Bazı kitap isimleri çok çarpıcıdır.

Örneğin, Hannah Arendt’ın 1963’te yayınlanan kitabının ismi, “Kötülüğün Sıradanlığı.”

Örneğin, Nurdan Gürbilek’in 2015’te yayınlanan kitabının ismi, “Sessizin Payı.”

1960’lar başı... Nazi Almanyası’nda milyonlarca Yahudi’nin toplama kamplarına, ölüme gönderilmesinden sorumlu Karl Adolf Eichmann’ın Kudüs’teki duruşmalarında (İsrail basının gösterdiğinin tersine) sadist-psikopat bir canavardan ziyade, normal, hatta korkutucu derecede normal bir insan olduğuna dikkat çeken Arendt, kötülüğün nasıl sıradanlaştığını yazdı kitabında...

Binlerce Yahudi’yi gözünü kırpmadan ölüme yollayan Eichmann, ne bir davaya inandığı için partiye katılmış, ne de Hitler’in “Kavgam” kitabını okumuştu. Parti programını, Nazi öğretilerini bile bilmiyordu. İşsiz olduğu için orduya katılmıştı ve tek isteği yükselmekti. Bu hedefle üstlerinin talimatlarını görev duygusuyla harfiyen uygulayarak sürekli terfi alan bir askerdi o...

Arendt kitabında; her türlü gücün dayattığı eylemlere eleştirel bakmamanın sonucu olarak sıradan insanların ne çok kötülükler yapabileceğini vurguladı...

Arendt kitabında; gerçekleştirilen eylemin korkunçluğu ile bu fiili gerçekleştiren kişinin sıradanlığı arasındaki çelişkiyi vurguladı...

Peki,

Hitler’e Fethullah Gülen dersek.

FETÖ’nün Eichmannları kim?

Yook, sadece hapiste olan veya kaçak Eichmannlar yok!

FETÖ kötülüğünün başka ortakları vardı; bir esnaf, bir akademisyen, bir politikacı ya da bir köşe yazarı gibi..

Asıl yüzleşmemiz gereken konu bu...

KÖŞE YAZARLARI


Bu bölümde sözü Nurdan Gürbilek’in “Sessizin Payı” kitabına bırakayım:

- “Kenan Evren ve Tahsin Şahinkaya cunta döneminde işlenen insanlık suçlarından sorumlu tutuldukları için değil, rejime karşı suç işledikleri, darbe yaptıkları için yargılandılar. Mahkûm da oldular: ‘Devlet kuvvetleri aleyhine’ suç işledikleri için müebbet hapis cezasına çarptırıldılar; askeri rütbeleri söküldü. Ama cuntanın o dönemde kimler tarafından nasıl desteklendiğini bugün kimse hatırlamak istemiyor.

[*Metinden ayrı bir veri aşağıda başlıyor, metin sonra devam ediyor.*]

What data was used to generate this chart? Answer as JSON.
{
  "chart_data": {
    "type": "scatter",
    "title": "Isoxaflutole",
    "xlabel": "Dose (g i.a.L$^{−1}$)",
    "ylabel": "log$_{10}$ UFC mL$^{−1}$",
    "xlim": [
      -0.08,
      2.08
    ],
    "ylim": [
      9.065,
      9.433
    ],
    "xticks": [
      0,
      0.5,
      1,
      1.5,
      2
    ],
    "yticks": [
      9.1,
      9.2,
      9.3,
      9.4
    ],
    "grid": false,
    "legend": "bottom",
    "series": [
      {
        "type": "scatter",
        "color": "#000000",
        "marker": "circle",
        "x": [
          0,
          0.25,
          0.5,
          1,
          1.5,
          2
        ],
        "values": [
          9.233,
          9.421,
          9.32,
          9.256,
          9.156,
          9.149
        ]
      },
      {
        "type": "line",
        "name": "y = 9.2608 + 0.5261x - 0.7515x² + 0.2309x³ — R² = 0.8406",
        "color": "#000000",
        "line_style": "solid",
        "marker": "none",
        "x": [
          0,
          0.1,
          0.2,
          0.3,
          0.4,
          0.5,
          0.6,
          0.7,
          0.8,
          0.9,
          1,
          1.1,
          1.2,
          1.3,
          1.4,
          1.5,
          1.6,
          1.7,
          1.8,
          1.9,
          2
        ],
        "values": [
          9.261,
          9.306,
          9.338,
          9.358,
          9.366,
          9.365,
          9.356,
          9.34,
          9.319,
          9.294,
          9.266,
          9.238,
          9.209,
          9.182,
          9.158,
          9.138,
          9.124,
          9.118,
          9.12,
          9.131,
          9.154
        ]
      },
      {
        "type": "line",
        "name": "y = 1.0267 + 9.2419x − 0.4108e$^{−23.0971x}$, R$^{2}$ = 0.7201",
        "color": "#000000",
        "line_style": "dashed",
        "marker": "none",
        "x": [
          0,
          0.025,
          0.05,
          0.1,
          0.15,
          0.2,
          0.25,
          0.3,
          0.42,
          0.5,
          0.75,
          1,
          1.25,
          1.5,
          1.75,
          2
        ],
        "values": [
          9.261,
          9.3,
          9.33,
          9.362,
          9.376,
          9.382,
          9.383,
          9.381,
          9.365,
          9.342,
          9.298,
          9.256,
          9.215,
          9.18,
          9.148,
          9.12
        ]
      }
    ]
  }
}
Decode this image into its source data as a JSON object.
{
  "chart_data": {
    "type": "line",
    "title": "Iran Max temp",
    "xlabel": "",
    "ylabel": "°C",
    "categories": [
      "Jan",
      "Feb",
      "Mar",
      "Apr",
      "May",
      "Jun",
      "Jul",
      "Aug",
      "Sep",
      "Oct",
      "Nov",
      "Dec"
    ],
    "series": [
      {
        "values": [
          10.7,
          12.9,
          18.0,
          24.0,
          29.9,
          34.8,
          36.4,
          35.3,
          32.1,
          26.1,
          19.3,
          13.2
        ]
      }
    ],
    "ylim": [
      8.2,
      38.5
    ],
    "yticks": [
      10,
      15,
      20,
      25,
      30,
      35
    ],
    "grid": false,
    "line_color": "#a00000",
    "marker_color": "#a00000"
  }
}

- “Sermaye sahiplerinin, kanaat önderlerinin, üniversite yöneticilerinin, köşe yazarlarının ‘hızır gibi yetişen cuntaya’ nasıl selam durduklarını, 12 Eylül’ü toplumun çatışmalı taraflarını uzlaştıran ‘barış harekâtı’ olarak nasıl sevinçle karşıladıklarını hatırlamak istemiyor...

- “Bu centilmen komutanları nasıl tebrik ettiklerini, arka arkaya gerçekleştirilen infazlara nasıl alkış tuttuklarını hatırlamak istemiyor...

- “İş bitti, rüzgâr döndü, şimdi mahkûm edilebilir Kenan Evren. Mahkûm edelim; ama otuz beş yıl önce gerçekleştirilen o işin, yerine getirilen tarihsel işlevin, o sırada alkışlanan ‘paha biçilmez hizmetin’ ne olduğunu da unutmayalım:

- “Türkiye’de kapitalizmin ekonomik-siyasi tıkanmışlığı olağan yöntemlerle giderilemediği için gerçekleşti 12 Eylül. Toplumsal muhalefet başka türlü bastırılamadığı, işçi sendikaları başka türlü etkisizleştirilemediği, Türkiye tarihinde görülmedik şekilde kitleselleşen sol muhalefet başka türlü susturulamadığı, her türlü yasal ya da yasa dışı muhalefetten arındırılmış bir toplumsal sahnede ‘ekonomik istikrar’ başka türlü sağlanamadığı için yapıldı.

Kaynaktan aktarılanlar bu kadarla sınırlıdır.